Die Zahlen ergeben sich aus dem Jahresbericht der Bundesnetzagentur, der der dpa vorliegt. Bemerkenswert ist darin außerdem, dass deutsche Urlauber auch mehr aus dem EU-Ausland zu Hause anrufen: etwa 2,9 Milliarden Gesprächsminuten, ein Anstieg um 14 Prozent. Bis zum 15. Juni 2017 mussten Handynutzer zum Teil teure Roaming-Gebühren zahlen, wenn sie mit ihrem deutschen Mobilfunkvertrag in fremden Netzen telefonierten oder im Internet surften. Seitdem sind die Gebühren auf EU-Ebene entfallen. Entsprechend verdoppelte sich 2018 auch das Datenvolumen von deutschen Nutzern im Ausland auf 66,4 Millionen Gigabyte.

Zukünftig werden auch Gespräche und Kurznachrichten per SMS aus deutschen Netzen ins EU-Ausland billiger. Seit Mittwoch gilt eine Preisobergrenze von sechs Cent pro Minute je SMS und 19 Cent pro Minute bei Anrufen, egal ob vom Festnetz- oder Mobilanschluss. Allerdings ist die Zahl jener Textnachrichten deutlich zurückgegangen. Waren es im Jahr 2012 noch insgesamt knapp 60 Milliarden SMS, zählte die Netzagentur für 2018 nur noch 8,9 Milliarden der Mitteilungen - das entspricht fünf Kurznachrichten pro SIM-Karte im Monat. Der Rückgang dürfte vor allem an der Konkurrenz durch kostenlose Messengerdienste wie Whatsapp liegen.

Warum die Zahlen für Mobiltelefonie so stark gestiegen sind, lässt sich nur vermuten. Denn einerseits wird immer wieder kritisch über das Maß an elektromagnetischer Strahlung, das Handys abgeben, diskutiert. Andererseits sind Menschen heute häufiger im Berufsalltag auf mobile Kommunikation angewiesen oder verbringen generell mehr Zeit am Smartphone.

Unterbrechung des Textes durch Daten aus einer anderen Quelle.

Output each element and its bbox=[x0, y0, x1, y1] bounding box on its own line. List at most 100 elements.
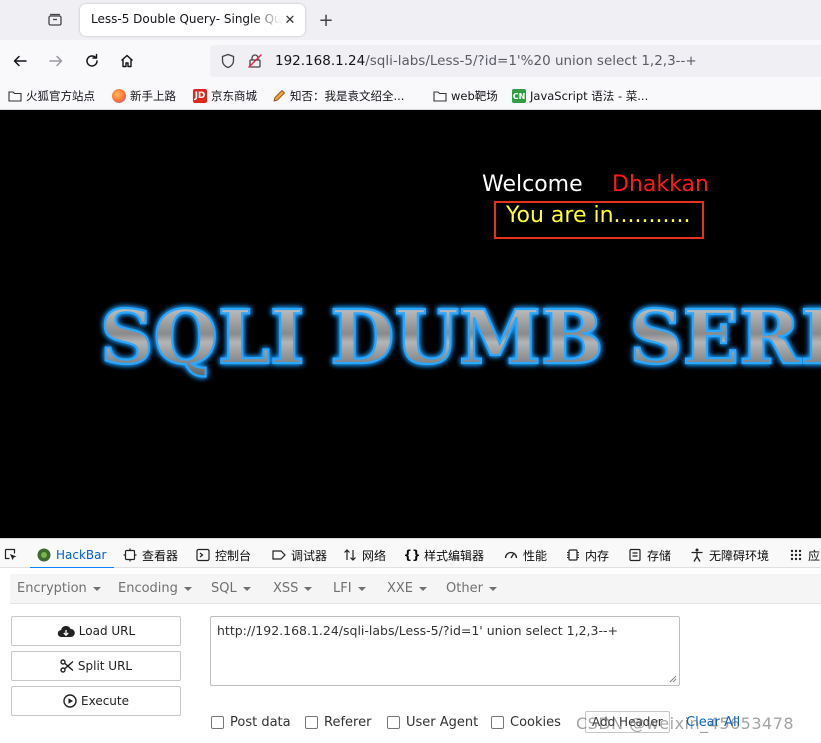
insecure-lock-icon[interactable] bbox=[247, 53, 263, 73]
style-editor-icon: {} bbox=[403, 548, 421, 562]
console-icon bbox=[196, 548, 210, 562]
bookmark-label: 新手上路 bbox=[130, 89, 176, 103]
bookmark-label: 知否：我是袁文绍全... bbox=[290, 89, 405, 103]
bookmark-firefox-official[interactable]: 火狐官方站点 bbox=[8, 87, 95, 105]
reload-icon[interactable] bbox=[82, 51, 102, 71]
folder-icon bbox=[8, 89, 22, 103]
user-agent-checkbox[interactable] bbox=[387, 715, 400, 729]
tab-console[interactable]: 控制台 bbox=[196, 546, 251, 564]
menu-other[interactable]: Other bbox=[446, 581, 497, 596]
option-cookies[interactable]: Cookies bbox=[491, 714, 561, 730]
performance-icon bbox=[504, 548, 518, 562]
welcome-text: Welcome bbox=[482, 172, 583, 197]
tab-title: Less-5 Double Query- Single Quotes bbox=[91, 12, 281, 26]
bookmark-web-range[interactable]: web靶场 bbox=[433, 87, 498, 105]
bookmark-getting-started[interactable]: 新手上路 bbox=[112, 87, 176, 105]
load-url-button[interactable]: Load URL bbox=[11, 616, 181, 646]
tab-close-icon[interactable]: ✕ bbox=[281, 11, 299, 29]
tab-hackbar[interactable]: HackBar bbox=[37, 546, 106, 564]
jd-icon: JD bbox=[193, 89, 207, 103]
scissors-icon bbox=[60, 659, 74, 673]
home-icon[interactable] bbox=[117, 51, 137, 71]
forward-arrow-icon[interactable] bbox=[46, 51, 66, 71]
tab-label: 应 bbox=[808, 548, 821, 563]
tab-label: 存储 bbox=[647, 548, 672, 563]
storage-icon bbox=[628, 548, 642, 562]
menu-sql[interactable]: SQL bbox=[211, 581, 251, 596]
option-label: Post data bbox=[230, 714, 291, 730]
new-tab-button[interactable]: + bbox=[315, 9, 337, 31]
bookmark-javascript[interactable]: CN JavaScript 语法 - 菜... bbox=[512, 87, 648, 105]
bookmark-label: 京东商城 bbox=[211, 89, 257, 103]
tab-label: 网络 bbox=[362, 548, 387, 563]
tab-label: HackBar bbox=[56, 548, 107, 562]
navigation-bar: 192.168.1.24/sqli-labs/Less-5/?id=1'%20 … bbox=[0, 40, 821, 82]
menu-xss[interactable]: XSS bbox=[273, 581, 312, 596]
banner-text: SQLI DUMB SERIES bbox=[100, 295, 821, 381]
tab-label: 无障碍环境 bbox=[709, 548, 770, 563]
tab-apps[interactable]: 应 bbox=[789, 546, 820, 564]
network-icon bbox=[343, 548, 357, 562]
bookmark-zhifou[interactable]: 知否：我是袁文绍全... bbox=[272, 87, 404, 105]
tab-label: 样式编辑器 bbox=[424, 548, 485, 563]
option-post-data[interactable]: Post data bbox=[211, 714, 291, 730]
tab-debugger[interactable]: 调试器 bbox=[272, 546, 327, 564]
bookmark-label: web靶场 bbox=[451, 89, 498, 103]
tab-performance[interactable]: 性能 bbox=[504, 546, 547, 564]
bookmarks-bar: 火狐官方站点 新手上路 JD 京东商城 知否：我是袁文绍全... web靶场 C… bbox=[0, 82, 821, 110]
split-url-button[interactable]: Split URL bbox=[11, 651, 181, 681]
shield-icon[interactable] bbox=[220, 53, 236, 73]
url-text[interactable]: 192.168.1.24/sqli-labs/Less-5/?id=1'%20 … bbox=[275, 53, 697, 69]
option-label: Cookies bbox=[510, 714, 561, 730]
option-label: User Agent bbox=[406, 714, 479, 730]
option-referer[interactable]: Referer bbox=[305, 714, 371, 730]
tab-accessibility[interactable]: 无障碍环境 bbox=[690, 546, 769, 564]
page-content: Welcome Dhakkan You are in........... SQ… bbox=[0, 110, 821, 538]
url-host: 192.168.1.24 bbox=[275, 53, 366, 69]
execute-button[interactable]: Execute bbox=[11, 686, 181, 716]
option-user-agent[interactable]: User Agent bbox=[387, 714, 478, 730]
apps-icon bbox=[789, 548, 803, 562]
hackbar-url-value: http://192.168.1.24/sqli-labs/Less-5/?id… bbox=[217, 623, 618, 638]
load-url-label: Load URL bbox=[78, 624, 136, 638]
post-data-checkbox[interactable] bbox=[211, 715, 224, 729]
tab-label: 控制台 bbox=[215, 548, 252, 563]
play-circle-icon bbox=[63, 694, 77, 708]
tab-list-icon[interactable] bbox=[44, 9, 66, 31]
hackbar-icon bbox=[37, 548, 51, 562]
tab-label: 性能 bbox=[523, 548, 548, 563]
tab-label: 内存 bbox=[585, 548, 610, 563]
tab-strip: Less-5 Double Query- Single Quotes ✕ + bbox=[0, 0, 821, 40]
menu-xxe[interactable]: XXE bbox=[387, 581, 427, 596]
tab-network[interactable]: 网络 bbox=[343, 546, 386, 564]
url-bar[interactable]: 192.168.1.24/sqli-labs/Less-5/?id=1'%20 … bbox=[210, 45, 821, 77]
memory-icon bbox=[566, 548, 580, 562]
tab-label: 调试器 bbox=[291, 548, 328, 563]
tab-label: 查看器 bbox=[142, 548, 179, 563]
cn-icon: CN bbox=[512, 89, 526, 103]
tab-inspector[interactable]: 查看器 bbox=[123, 546, 178, 564]
hackbar-panel: Encryption Encoding SQL XSS LFI XXE Othe… bbox=[0, 568, 821, 743]
folder-icon bbox=[433, 89, 447, 103]
resize-handle-icon[interactable] bbox=[667, 673, 677, 683]
inspector-icon bbox=[123, 548, 137, 562]
tab-memory[interactable]: 内存 bbox=[566, 546, 609, 564]
firefox-icon bbox=[112, 89, 126, 103]
bookmark-jd[interactable]: JD 京东商城 bbox=[193, 87, 257, 105]
menu-encoding[interactable]: Encoding bbox=[118, 581, 192, 596]
cookies-checkbox[interactable] bbox=[491, 715, 504, 729]
menu-encryption[interactable]: Encryption bbox=[17, 581, 101, 596]
accessibility-icon bbox=[690, 548, 704, 562]
tab-storage[interactable]: 存储 bbox=[628, 546, 671, 564]
element-picker-icon[interactable] bbox=[4, 546, 23, 564]
tab-style-editor[interactable]: {} 样式编辑器 bbox=[403, 546, 485, 564]
hackbar-url-textarea[interactable]: http://192.168.1.24/sqli-labs/Less-5/?id… bbox=[210, 616, 680, 686]
url-path: /sqli-labs/Less-5/?id=1'%20 union select… bbox=[365, 53, 697, 69]
browser-tab[interactable]: Less-5 Double Query- Single Quotes ✕ bbox=[80, 4, 305, 36]
hackbar-menu: Encryption Encoding SQL XSS LFI XXE Othe… bbox=[10, 574, 821, 604]
referer-checkbox[interactable] bbox=[305, 715, 318, 729]
result-message: You are in........... bbox=[506, 203, 691, 228]
menu-lfi[interactable]: LFI bbox=[333, 581, 366, 596]
back-arrow-icon[interactable] bbox=[10, 51, 30, 71]
pencil-icon bbox=[272, 89, 286, 103]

Gerade in der Arbeitswelt wird sich das noch verschärfen. Aus dem Jahresbericht der Netzagentur ergibt sich nämlich auch, dass im vergangenen Jahr 23,1 Millionen SIM-Karten in Fabriken und Werkstätten eingesetzt wurden. Sie ermöglichen den Datenaustausch zwischen Maschinen, was mit dem neuen 5G-Mobilfunkstandard noch schneller möglich sein wird. Im Jahr 2017 waren das noch 5,5 Millionen SIM-Karten weniger.

Weitere 137 Millionen SIM-Karten verteilen sich auf Privatnutzer, im Schnitt 1,7 pro deutschem Einwohner, und zwei Millionen mehr als im Vorjahr. Allerdings, so die Netzagentur, werden viele der Karten nicht regelmäßig genutzt, sie stecken in Zweit- oder Drittgeräten.